By IANS,
Washington : Researchers have turned to the lethal E. coli to synthesise a class of natural products known as bacterial aromatic polyketides (BAP) that include antibiotic and anti-cancer drugs.
BAPs include the antibiotic tetracycline and the compound doxorubicin, used in the treatment of breast and other cancers. Many of these natural products are synthesized by organisms that are difficult to collect, grow and maintain.
Accordingly, researchers turned to simpler organisms like E. coli, whose fast growth, variety of genetic tools and well-understood metabolism make it an ideal host for engineering and mass producing these compounds.

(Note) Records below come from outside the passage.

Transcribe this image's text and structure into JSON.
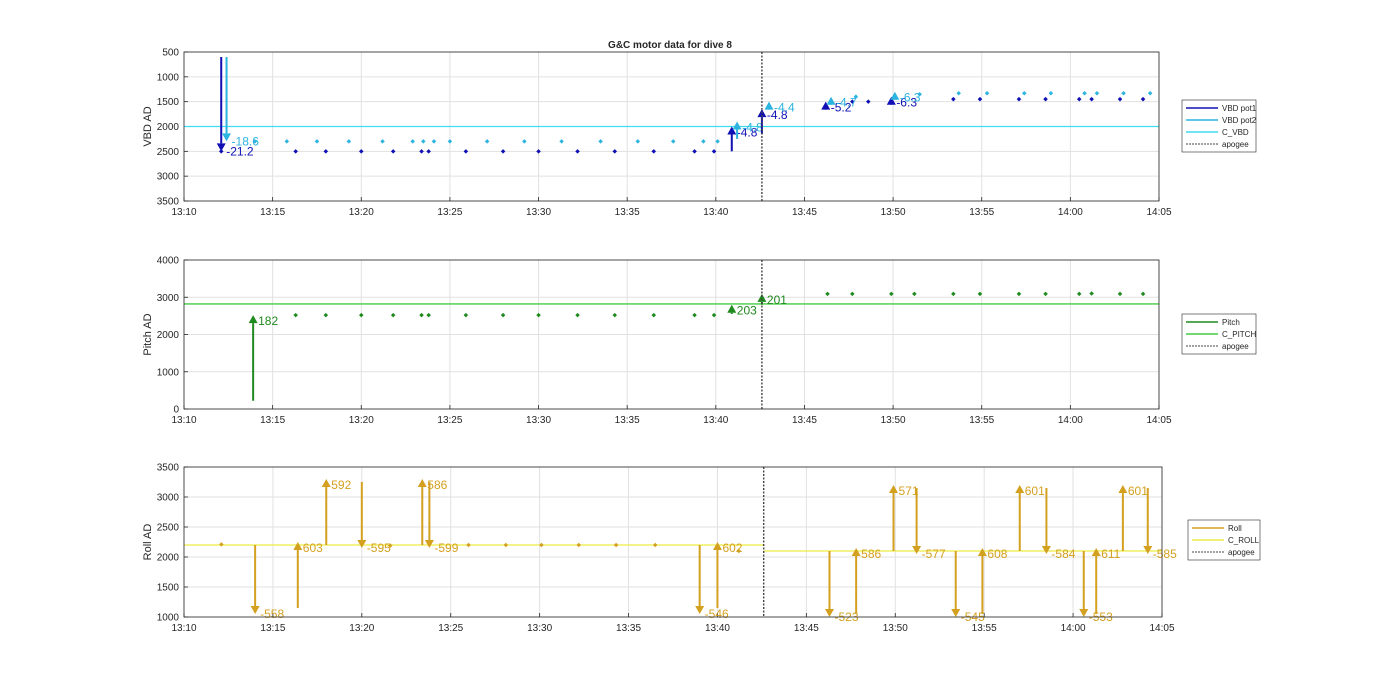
{
  "title": "G&C motor data for dive 8",
  "colors": {
    "vbd_pot1": "#1010b4",
    "vbd_pot2": "#2cb4e0",
    "c_vbd": "#40dcf0",
    "pitch": "#1f8a1f",
    "c_pitch": "#44cc44",
    "roll": "#d4a020",
    "c_roll": "#ecec44",
    "apogee": "#444444"
  },
  "chart_data": [
    {
      "type": "scatter",
      "name": "vbd",
      "ylabel": "VBD AD",
      "y_reversed": true,
      "ylim": [
        500,
        3500
      ],
      "yticks": [
        500,
        1000,
        1500,
        2000,
        2500,
        3000,
        3500
      ],
      "xlim": [
        "13:10",
        "14:05"
      ],
      "xticks": [
        "13:10",
        "13:15",
        "13:20",
        "13:25",
        "13:30",
        "13:35",
        "13:40",
        "13:45",
        "13:50",
        "13:55",
        "14:00",
        "14:05"
      ],
      "grid": true,
      "legend": [
        "VBD pot1",
        "VBD pot2",
        "C_VBD",
        "apogee"
      ],
      "legend_position": "right",
      "apogee": "13:42.6",
      "reference_line": {
        "name": "C_VBD",
        "y": 2000
      },
      "series": [
        {
          "name": "VBD pot1",
          "points": [
            [
              "13:12.1",
              2500
            ],
            [
              "13:16.3",
              2500
            ],
            [
              "13:18.0",
              2500
            ],
            [
              "13:20.0",
              2500
            ],
            [
              "13:21.8",
              2500
            ],
            [
              "13:23.4",
              2500
            ],
            [
              "13:23.8",
              2500
            ],
            [
              "13:25.9",
              2500
            ],
            [
              "13:28.0",
              2500
            ],
            [
              "13:30.0",
              2500
            ],
            [
              "13:32.2",
              2500
            ],
            [
              "13:34.3",
              2500
            ],
            [
              "13:36.5",
              2500
            ],
            [
              "13:38.8",
              2500
            ],
            [
              "13:39.9",
              2500
            ],
            [
              "13:47.7",
              1500
            ],
            [
              "13:48.6",
              1500
            ],
            [
              "13:53.4",
              1450
            ],
            [
              "13:54.9",
              1450
            ],
            [
              "13:57.1",
              1450
            ],
            [
              "13:58.6",
              1450
            ],
            [
              "14:00.5",
              1450
            ],
            [
              "14:01.2",
              1450
            ],
            [
              "14:02.8",
              1450
            ],
            [
              "14:04.1",
              1450
            ]
          ]
        },
        {
          "name": "VBD pot2",
          "points": [
            [
              "13:14.0",
              2300
            ],
            [
              "13:15.8",
              2300
            ],
            [
              "13:17.5",
              2300
            ],
            [
              "13:19.3",
              2300
            ],
            [
              "13:21.2",
              2300
            ],
            [
              "13:22.9",
              2300
            ],
            [
              "13:25.0",
              2300
            ],
            [
              "13:23.5",
              2300
            ],
            [
              "13:24.1",
              2300
            ],
            [
              "13:27.1",
              2300
            ],
            [
              "13:29.2",
              2300
            ],
            [
              "13:31.3",
              2300
            ],
            [
              "13:33.5",
              2300
            ],
            [
              "13:35.6",
              2300
            ],
            [
              "13:37.6",
              2300
            ],
            [
              "13:39.3",
              2300
            ],
            [
              "13:40.1",
              2300
            ],
            [
              "13:47.9",
              1400
            ],
            [
              "13:51.5",
              1350
            ],
            [
              "13:53.7",
              1330
            ],
            [
              "13:55.3",
              1330
            ],
            [
              "13:57.4",
              1330
            ],
            [
              "13:58.9",
              1330
            ],
            [
              "14:00.8",
              1330
            ],
            [
              "14:01.5",
              1330
            ],
            [
              "14:03.0",
              1330
            ],
            [
              "14:04.5",
              1330
            ]
          ]
        }
      ],
      "arrows": [
        {
          "series": "VBD pot1",
          "x": "13:12.1",
          "from": 600,
          "to": 2500,
          "label": "-21.2"
        },
        {
          "series": "VBD pot2",
          "x": "13:12.4",
          "from": 600,
          "to": 2300,
          "label": "-18.6"
        },
        {
          "series": "VBD pot1",
          "x": "13:40.9",
          "from": 2500,
          "to": 2000,
          "label": "-4.8"
        },
        {
          "series": "VBD pot2",
          "x": "13:41.2",
          "from": 2250,
          "to": 1900,
          "label": "-4.8"
        },
        {
          "series": "VBD pot1",
          "x": "13:42.6",
          "from": 2150,
          "to": 1650,
          "label": "-4.8"
        },
        {
          "series": "VBD pot2",
          "x": "13:43.0",
          "from": 1650,
          "to": 1500,
          "label": "-4.4"
        },
        {
          "series": "VBD pot1",
          "x": "13:46.2",
          "from": 1600,
          "to": 1500,
          "label": "-5.2"
        },
        {
          "series": "VBD pot2",
          "x": "13:46.5",
          "from": 1450,
          "to": 1400,
          "label": "-4.7"
        },
        {
          "series": "VBD pot1",
          "x": "13:49.9",
          "from": 1450,
          "to": 1400,
          "label": "-6.3"
        },
        {
          "series": "VBD pot2",
          "x": "13:50.1",
          "from": 1350,
          "to": 1300,
          "label": "-6.3"
        }
      ]
    },
    {
      "type": "scatter",
      "name": "pitch",
      "ylabel": "Pitch AD",
      "ylim": [
        0,
        4000
      ],
      "yticks": [
        0,
        1000,
        2000,
        3000,
        4000
      ],
      "xlim": [
        "13:10",
        "14:05"
      ],
      "xticks": [
        "13:10",
        "13:15",
        "13:20",
        "13:25",
        "13:30",
        "13:35",
        "13:40",
        "13:45",
        "13:50",
        "13:55",
        "14:00",
        "14:05"
      ],
      "grid": true,
      "legend": [
        "Pitch",
        "C_PITCH",
        "apogee"
      ],
      "legend_position": "right",
      "apogee": "13:42.6",
      "reference_line": {
        "name": "C_PITCH",
        "y": 2820
      },
      "series": [
        {
          "name": "Pitch",
          "points": [
            [
              "13:16.3",
              2520
            ],
            [
              "13:18.0",
              2520
            ],
            [
              "13:20.0",
              2520
            ],
            [
              "13:21.8",
              2520
            ],
            [
              "13:23.4",
              2520
            ],
            [
              "13:23.8",
              2520
            ],
            [
              "13:25.9",
              2520
            ],
            [
              "13:28.0",
              2520
            ],
            [
              "13:30.0",
              2520
            ],
            [
              "13:32.2",
              2520
            ],
            [
              "13:34.3",
              2520
            ],
            [
              "13:36.5",
              2520
            ],
            [
              "13:38.8",
              2520
            ],
            [
              "13:39.9",
              2520
            ],
            [
              "13:46.3",
              3090
            ],
            [
              "13:47.7",
              3090
            ],
            [
              "13:49.9",
              3090
            ],
            [
              "13:51.2",
              3090
            ],
            [
              "13:53.4",
              3090
            ],
            [
              "13:54.9",
              3090
            ],
            [
              "13:57.1",
              3090
            ],
            [
              "13:58.6",
              3090
            ],
            [
              "14:00.5",
              3090
            ],
            [
              "14:01.2",
              3100
            ],
            [
              "14:02.8",
              3090
            ],
            [
              "14:04.1",
              3090
            ]
          ]
        }
      ],
      "arrows": [
        {
          "series": "Pitch",
          "x": "13:13.9",
          "from": 220,
          "to": 2520,
          "label": "182"
        },
        {
          "series": "Pitch",
          "x": "13:40.9",
          "from": 2550,
          "to": 2800,
          "label": "203"
        },
        {
          "series": "Pitch",
          "x": "13:42.6",
          "from": 2800,
          "to": 3090,
          "label": "201"
        }
      ]
    },
    {
      "type": "scatter",
      "name": "roll",
      "ylabel": "Roll AD",
      "ylim": [
        1000,
        3500
      ],
      "yticks": [
        1000,
        1500,
        2000,
        2500,
        3000,
        3500
      ],
      "xlim": [
        "13:10",
        "14:05"
      ],
      "xticks": [
        "13:10",
        "13:15",
        "13:20",
        "13:25",
        "13:30",
        "13:35",
        "13:40",
        "13:45",
        "13:50",
        "13:55",
        "14:00",
        "14:05"
      ],
      "grid": true,
      "legend": [
        "Roll",
        "C_ROLL",
        "apogee"
      ],
      "legend_position": "right",
      "apogee": "13:42.6",
      "reference_lines": [
        {
          "name": "C_ROLL",
          "x_from": "13:10",
          "x_to": "13:42.6",
          "y": 2200
        },
        {
          "name": "C_ROLL",
          "x_from": "13:42.6",
          "x_to": "14:05",
          "y": 2100
        }
      ],
      "series": [
        {
          "name": "Roll",
          "points": [
            [
              "13:12.1",
              2210
            ],
            [
              "13:21.6",
              2190
            ],
            [
              "13:26.0",
              2200
            ],
            [
              "13:28.1",
              2200
            ],
            [
              "13:30.1",
              2200
            ],
            [
              "13:32.2",
              2200
            ],
            [
              "13:34.3",
              2200
            ],
            [
              "13:36.5",
              2200
            ],
            [
              "13:41.2",
              2100
            ]
          ]
        }
      ],
      "arrows": [
        {
          "series": "Roll",
          "x": "13:14.0",
          "from": 2200,
          "to": 1050,
          "label": "-558"
        },
        {
          "series": "Roll",
          "x": "13:16.4",
          "from": 1150,
          "to": 2250,
          "label": "603"
        },
        {
          "series": "Roll",
          "x": "13:18.0",
          "from": 2200,
          "to": 3300,
          "label": "592"
        },
        {
          "series": "Roll",
          "x": "13:20.0",
          "from": 3250,
          "to": 2150,
          "label": "-595"
        },
        {
          "series": "Roll",
          "x": "13:23.4",
          "from": 2200,
          "to": 3300,
          "label": "586"
        },
        {
          "series": "Roll",
          "x": "13:23.8",
          "from": 3250,
          "to": 2150,
          "label": "-599"
        },
        {
          "series": "Roll",
          "x": "13:39.0",
          "from": 2200,
          "to": 1050,
          "label": "-546"
        },
        {
          "series": "Roll",
          "x": "13:40.0",
          "from": 1150,
          "to": 2250,
          "label": "602"
        },
        {
          "series": "Roll",
          "x": "13:46.3",
          "from": 2100,
          "to": 1000,
          "label": "-523"
        },
        {
          "series": "Roll",
          "x": "13:47.8",
          "from": 1050,
          "to": 2150,
          "label": "586"
        },
        {
          "series": "Roll",
          "x": "13:49.9",
          "from": 2100,
          "to": 3200,
          "label": "571"
        },
        {
          "series": "Roll",
          "x": "13:51.2",
          "from": 3150,
          "to": 2050,
          "label": "-577"
        },
        {
          "series": "Roll",
          "x": "13:53.4",
          "from": 2100,
          "to": 1000,
          "label": "-545"
        },
        {
          "series": "Roll",
          "x": "13:54.9",
          "from": 1050,
          "to": 2150,
          "label": "608"
        },
        {
          "series": "Roll",
          "x": "13:57.0",
          "from": 2100,
          "to": 3200,
          "label": "601"
        },
        {
          "series": "Roll",
          "x": "13:58.5",
          "from": 3150,
          "to": 2050,
          "label": "-584"
        },
        {
          "series": "Roll",
          "x": "14:00.6",
          "from": 2100,
          "to": 1000,
          "label": "-553"
        },
        {
          "series": "Roll",
          "x": "14:01.3",
          "from": 1050,
          "to": 2150,
          "label": "611"
        },
        {
          "series": "Roll",
          "x": "14:02.8",
          "from": 2100,
          "to": 3200,
          "label": "601"
        },
        {
          "series": "Roll",
          "x": "14:04.2",
          "from": 3150,
          "to": 2050,
          "label": "-585"
        }
      ]
    }
  ]
}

To achieve the successful synthesis of the aromatic polyketides, University of California Los Angeles (UCLA) research team of Yi Tang, associate professor and graduate students Wenjun Zhang and Yanran Li first dissected a polyketide synthase enzyme from a rice plant fungus, then reassembled it and transferred it into the E. coli bacterium.
The resulting synthetic enzyme is necessary to synthesize the carbon backbone of aromatic polyketides, which was previously inaccessible in E. coli.
Besides the synthetic enzyme, researchers introduced other enzymes to form a new pathway in E. coli that produced a range of bacterial aromatic polyketides from simple nutrients such as glucose, said an UCLA release.
The findings are scheduled for publication in the Dec 30 issue of the Proceedings of the National Academy of Sciences.
“This is a key advance in the field of natural product biosynthesis,” said Tang. “We have now outfitted E. coli with the ability to make this family of compounds that are vital toward treating diseases such as infectious diseases and cancer.
“Furthermore, we can now take advantage of the E. coli machinery to engineer the pathways we introduced and synthesize new versions of natural products that may be more potent than the current versions – so-called unnatural natural products.”